Mass arrests at Columbia spark solidarity protests on college campuses across the US

Tents and demonstrations are popping up on college campuses across the country after Columbia University students’ protest of the war in Gaza resulted in the arrests of more than 100 people.

Pro-Palestinian students and faculty — among others, including students from NYU — kicked off their demonstrations on Wednesday, erecting tents and posting signs on Columbia’s campus in upper Manhattan.

Their ongoing efforts, dubbed the Gaza Solidarity Encampment, are in protest of “continued financial investment in corporations that profit from Israeli apartheid, genocide, and military occupation of Palestine,” according to a news release from its organizers, the Columbia University Apartheid Divest, a student-led coalition of more than 100 different organizations.

On Thursday, hundreds of NYPD officers descended on Columbia’s South Lawn in Morningside Heights at the request of President Minouche Shafik. They arrested 108 people, all of whom are now facing trespassing charges. Two of them were additionally hit with counts of obstructing police.

The protesters, however, have remained undeterred and their on-campus occupation continued on Saturday. Their resolve has since inspired others to take action against the war in Gaza, including the Students for Justice in Palestine (SJP) at the University of North Carolina-Chapel Hill, who launched a rally of their own on Friday.

The UNC SJP said they “stand in solidarity with Columbia students who were unjustly detained for peaceful protesting by setting up an encampment on their own university.” They said they were immediately informed that erecting their own tents were in violation of campus policy.

“In an attempt to avoid their tents from being seized, students put their tents on chairs as to ‘comply’ with administration,” the SJP said. “When police and UNC facility crew came to forcibly remove the tents, protestors collectively lifted up their tents and marched around the quad.”

Hundreds of miles away, the SJP at Ohio State announced their own “emergency rally in solidarity with Columbia students.” Despite efforts from the administration to quash the demonstration in New York, the group said, “Columbia students have bravely occupied their campus in peaceful protest.”

The Boston University SJP similarly praised those occupying the Columbia campus while announcing an “emergency protest.”

“What is happening at Columbia University is but a microcosm of a larger war being waged on campuses across North America — a war waged by a fascist, McCarthyst ruling elite long hellbent on destroying our movement for Palestinian liberation,” the group said on social media. “They will fail in their efforts, and we will be victorious.
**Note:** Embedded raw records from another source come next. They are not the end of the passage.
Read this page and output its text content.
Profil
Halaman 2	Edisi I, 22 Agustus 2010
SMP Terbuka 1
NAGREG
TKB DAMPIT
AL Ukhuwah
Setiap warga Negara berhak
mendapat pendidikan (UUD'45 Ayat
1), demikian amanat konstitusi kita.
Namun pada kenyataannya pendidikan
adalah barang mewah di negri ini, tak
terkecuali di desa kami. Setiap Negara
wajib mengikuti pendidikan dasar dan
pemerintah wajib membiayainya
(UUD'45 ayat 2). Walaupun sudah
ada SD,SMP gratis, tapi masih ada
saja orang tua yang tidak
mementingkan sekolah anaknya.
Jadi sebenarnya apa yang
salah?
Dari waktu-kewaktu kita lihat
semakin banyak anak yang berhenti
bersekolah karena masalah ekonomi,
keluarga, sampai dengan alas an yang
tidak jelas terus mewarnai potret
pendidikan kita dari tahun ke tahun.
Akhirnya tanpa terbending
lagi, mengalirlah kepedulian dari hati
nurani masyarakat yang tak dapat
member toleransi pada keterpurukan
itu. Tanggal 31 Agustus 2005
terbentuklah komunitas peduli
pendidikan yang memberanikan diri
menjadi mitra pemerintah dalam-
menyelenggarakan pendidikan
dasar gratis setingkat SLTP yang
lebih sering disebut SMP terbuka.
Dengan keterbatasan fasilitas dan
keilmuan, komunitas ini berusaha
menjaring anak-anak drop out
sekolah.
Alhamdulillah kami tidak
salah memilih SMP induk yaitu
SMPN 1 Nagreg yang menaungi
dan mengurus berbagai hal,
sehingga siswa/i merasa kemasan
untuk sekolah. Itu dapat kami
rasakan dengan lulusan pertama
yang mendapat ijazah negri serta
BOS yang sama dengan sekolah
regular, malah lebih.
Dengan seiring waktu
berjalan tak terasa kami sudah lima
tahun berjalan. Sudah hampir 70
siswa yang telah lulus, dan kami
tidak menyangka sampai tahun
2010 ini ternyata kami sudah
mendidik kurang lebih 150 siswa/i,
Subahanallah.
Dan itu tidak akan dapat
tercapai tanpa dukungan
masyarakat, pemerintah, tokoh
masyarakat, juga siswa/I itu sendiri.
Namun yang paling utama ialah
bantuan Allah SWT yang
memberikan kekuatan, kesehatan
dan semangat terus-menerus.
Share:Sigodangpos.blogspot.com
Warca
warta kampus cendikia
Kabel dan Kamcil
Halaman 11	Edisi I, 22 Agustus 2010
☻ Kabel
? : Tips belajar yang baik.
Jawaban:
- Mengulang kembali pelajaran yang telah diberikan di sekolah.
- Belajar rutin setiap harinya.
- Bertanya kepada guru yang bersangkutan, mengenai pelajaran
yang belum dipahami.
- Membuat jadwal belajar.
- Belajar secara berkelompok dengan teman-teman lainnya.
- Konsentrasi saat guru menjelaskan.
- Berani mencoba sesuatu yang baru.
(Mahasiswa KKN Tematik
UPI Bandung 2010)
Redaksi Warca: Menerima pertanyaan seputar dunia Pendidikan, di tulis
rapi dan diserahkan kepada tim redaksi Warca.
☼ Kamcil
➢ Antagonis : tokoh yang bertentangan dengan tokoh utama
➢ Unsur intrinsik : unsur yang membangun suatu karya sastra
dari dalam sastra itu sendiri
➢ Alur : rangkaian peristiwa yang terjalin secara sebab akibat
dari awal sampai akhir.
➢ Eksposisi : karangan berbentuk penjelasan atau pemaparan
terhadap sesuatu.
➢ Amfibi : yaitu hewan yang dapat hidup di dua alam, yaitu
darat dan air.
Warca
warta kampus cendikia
Until then, the struggle continues.”

Harvard’s Palestine Solidarity Committee meanwhile announced a student walkout “in solidarity with steadfast Columbia students.”

“We stand in solidarity with Columbia Students for Justice in Palestine while remaining firm in our calls for Harvard to DIVEST from the occupation of Palestine,” the group said.

Yale students, who have been staging their own demonstrations all week, also voiced their support while calling on their administrators to pull their money from military weapons manufacturers.

The series of protests and demonstrations are only the latest in the months since Hamas terrorists invaded Israel in the early hours of Oct. 7. The group launched thousands of rockets from the Gaza Strip, clearing the way for hundreds of armed terrorists to devastate neighborhoods and military bases along Israel’s southern border. Some 1,200 people were killed during the initial raid.

The attack triggered an onslaught of Israeli airstrikes and ground assaults, resulting in the deaths of at least 34,000 Palestinians, according to figures from the Gaza Health Ministry.